After a major crackdown on them, erring doctors and other health specialists have been ordered to repay $4.3 million for rorting the federal health system, since 1999.
Members of the Professional Service Review, (PSR) which investigates and punishes health practitioners who claim Medicare Benefits or prescribe Pharmaceutical Benefits Scheme (PBS) drugs inappropriately, carried out the search.
The search is peer-reviewed and designed to protect patients as well as government coffers from doctors, dentists, physiotherapists, chiropractors and other specialists who over-prescribe, over-refer or claim for too many consultations.
Doctors can be referred to the PSR if their practice or test ordering patterns seems unusually high. This might be due to legitimate reasons, or a genuine misunderstanding of the requirements.
The PSR has almost ground to a halt since 2004, partly due to a plethora of lawsuits from targeted doctors, and a reduced number of doctors being referred by Medicare for investigation.
In 2005-06, Medicare cost the Government $10.8 billion, while the PBS was estimated to have used $6.2 billion in the same financial year.
The reviewers considered 313 cases of possible inappropriate practice, based on Medicare and PBS data, between 1999-2000 and 2005-06.
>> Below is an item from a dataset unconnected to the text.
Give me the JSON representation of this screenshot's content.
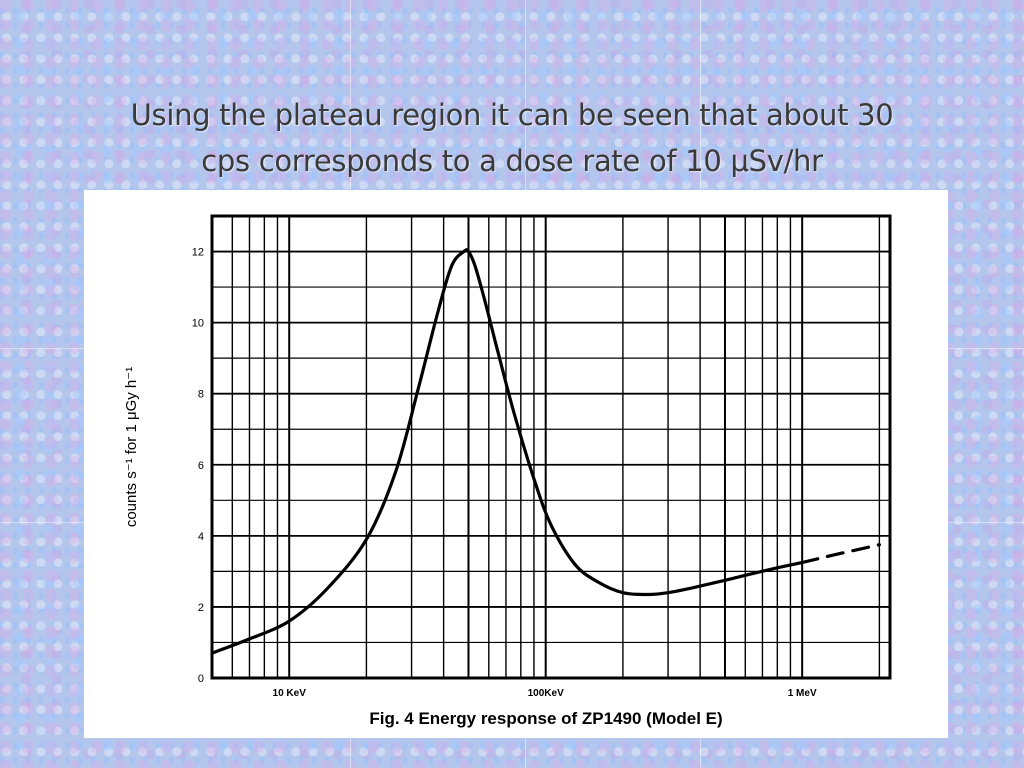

Sanctions were imposed on 111 practitioners, including 84 who were ordered to pay back an average $49,270, the report made known. Dozens of other practitioners were disqualified from making any Medicare claims for a set period, and seven were suspended from prescribing PBS drugs.
"This resulted in savings to Medicare of $4.3 million in benefits repaid and an estimated $12.9 million in benefits not paid due to partial or full disqualification from Medicare eligibility," Health Minister Tony Abbott was quoted.
At the same time, the review also questioned whether the sanctions were enough to deter doctors, particu
larly from inappropriate PBS prescriptions. It recommended that the government consider tougher rules.
The report also warned that the movement of corporations into general practice was creating new problems.
There was potential for "negative corporate influence" to encourage GPs to make unnecessary referrals to their other services by giving performance pay and bonuses, the report said and recommended their conduct be monitored and the government introduce legislation that would allow them to be punished.
A GP is deemed to have practiced inappropriately if they make 80 or more Medicare Benefit claims on each of 20 days in a 12-month period, unless exceptional circumstances apply.
There are moves to widen the PSR to cover health workers other than doctors who qualify for Medicare or Pharmaceutical Benefits Scheme subsidies. Also, new penalties will punish medical corporations found to be working the system for financial advantage.
The recommendations cited in the report have won cautious approval from the Australian Medical Association.